Thursday 18 December 2014

Weak investment, trade drive second quarter contraction in German economy

Published 01/09/2014 | 09:08

ECB President Mario Draghi Announces Interest Rate Decision...Pedestrians pass a euro sign sculpture outside the headquarters of the European Central Bank (ECB) in Frankfurt, Germany, on Wednesday, March 5, 2014. A month after saying he needs more data to make a decision, stronger-than-expected output and inflation and rising economic confidence might spare the European Central Bank president for now from radical steps such as negative rates. Photographer: Ralph Orlowski/Bloomberg...I
The Euro sculpture outside ECB headquarters in Frankfurt.

Weak investment spending and slow trade led Germany to contract for the first time in over a year in the second quarter, data showed, suggesting Europe's largest economy is running out of steam just as the impact of the crisis in Ukraine starts to bite.

Germany's Federal Statistics Office has confirmed an earlier estimate showing a 0.2pc contraction in seasonally-adjusted gross domestic product (GDP) on the quarter.

The disappointing performance of an economy once considered the last bastion of growth in a sickly euro zone echoed the region's second and third largest economies, France and Italy, which respectively stagnated and fell back into recession over the same period.

"The second-quarter contraction was a reaction to the strong first quarter so I think we'll return to moderate positive growth in the third ... but there's no shortage of uncertainty factors at the moment," said Thilo Heidrich, an economist at Postbank, referring to the standoff between Moscow and the West over Ukraine and the crisis in Iraq.

Gross capital investment in Germany fell by 2.3pc and construction investment dropped by 4.2pc, in part due to a mild winter which boosted building activity in the first quarter.

Heidrich said a 0.4pc drop in plant and equipment spending could be partly due to the Ukraine crisis and sanctions against Russia.

Foreign trade, traditionally the driver of German economic growth, subtracted 0.2 percentage points from growth while private consumption and inventories made a positive contribution.

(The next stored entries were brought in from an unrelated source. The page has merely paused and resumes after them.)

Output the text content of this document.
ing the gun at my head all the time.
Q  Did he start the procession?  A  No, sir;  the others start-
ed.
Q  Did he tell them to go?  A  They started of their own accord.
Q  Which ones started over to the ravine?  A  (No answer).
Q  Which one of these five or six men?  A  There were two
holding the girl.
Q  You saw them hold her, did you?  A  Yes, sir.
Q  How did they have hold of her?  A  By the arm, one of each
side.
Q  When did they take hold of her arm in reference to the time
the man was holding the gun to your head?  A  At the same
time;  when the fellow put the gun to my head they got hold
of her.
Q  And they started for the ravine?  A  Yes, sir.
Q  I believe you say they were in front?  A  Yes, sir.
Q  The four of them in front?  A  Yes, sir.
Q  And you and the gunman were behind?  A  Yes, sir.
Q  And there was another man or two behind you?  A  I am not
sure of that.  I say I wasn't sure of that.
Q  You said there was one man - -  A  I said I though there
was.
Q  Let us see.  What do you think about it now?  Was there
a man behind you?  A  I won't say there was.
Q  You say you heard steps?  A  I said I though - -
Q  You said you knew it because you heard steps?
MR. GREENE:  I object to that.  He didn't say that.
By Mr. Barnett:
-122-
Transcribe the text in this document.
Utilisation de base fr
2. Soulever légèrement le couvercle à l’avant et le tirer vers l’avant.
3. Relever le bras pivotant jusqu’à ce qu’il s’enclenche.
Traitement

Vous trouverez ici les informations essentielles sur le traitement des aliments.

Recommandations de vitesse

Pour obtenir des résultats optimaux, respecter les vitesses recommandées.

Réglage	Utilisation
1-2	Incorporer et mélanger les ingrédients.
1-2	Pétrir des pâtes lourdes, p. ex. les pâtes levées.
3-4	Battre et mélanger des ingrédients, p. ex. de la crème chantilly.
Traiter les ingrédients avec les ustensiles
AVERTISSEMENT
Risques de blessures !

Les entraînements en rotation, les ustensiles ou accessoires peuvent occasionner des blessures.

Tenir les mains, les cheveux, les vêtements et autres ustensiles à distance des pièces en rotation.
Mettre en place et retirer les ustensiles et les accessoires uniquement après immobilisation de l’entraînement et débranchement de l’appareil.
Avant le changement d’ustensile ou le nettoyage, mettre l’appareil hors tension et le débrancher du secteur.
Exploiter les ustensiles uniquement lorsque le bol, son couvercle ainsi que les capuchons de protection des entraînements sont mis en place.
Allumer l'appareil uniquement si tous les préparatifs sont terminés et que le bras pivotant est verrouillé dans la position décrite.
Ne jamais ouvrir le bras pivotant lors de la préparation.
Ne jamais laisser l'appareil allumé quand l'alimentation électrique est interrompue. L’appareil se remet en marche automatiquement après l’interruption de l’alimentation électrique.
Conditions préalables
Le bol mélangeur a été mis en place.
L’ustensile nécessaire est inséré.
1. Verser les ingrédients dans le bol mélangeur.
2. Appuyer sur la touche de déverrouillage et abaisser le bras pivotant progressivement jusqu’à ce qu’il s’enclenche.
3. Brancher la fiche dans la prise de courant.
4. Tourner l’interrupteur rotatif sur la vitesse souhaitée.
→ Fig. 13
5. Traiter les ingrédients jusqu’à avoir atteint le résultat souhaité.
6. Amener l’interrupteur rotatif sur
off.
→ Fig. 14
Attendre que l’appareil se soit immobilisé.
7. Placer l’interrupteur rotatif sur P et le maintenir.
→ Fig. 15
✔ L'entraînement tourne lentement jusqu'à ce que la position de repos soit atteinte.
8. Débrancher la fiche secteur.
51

"The domestic economy will be responsible for growth this year and it's possible that exports will suffer a bit more due to the Ukraine crisis and trade sanctions," said Heidrich.

The finance ministry has partly blamed the second-quarter contraction on the Ukraine crisis and sanctions against Russia.

Economy Minister Sigmar Gabriel has said GDP will probably increase in the remainder of 2014.

But some economists expect the second-quarter weakness to carry through into the third quarter, with the Ifo institute estimating growth will be "close to zero" in the third quarter while the DIW institute has warned of the danger of recession.

Recent data has been mixed, with business and investor morale souring while industrial orders have tumbled and joblessness has risen. Exports and output have, however, risen modestly.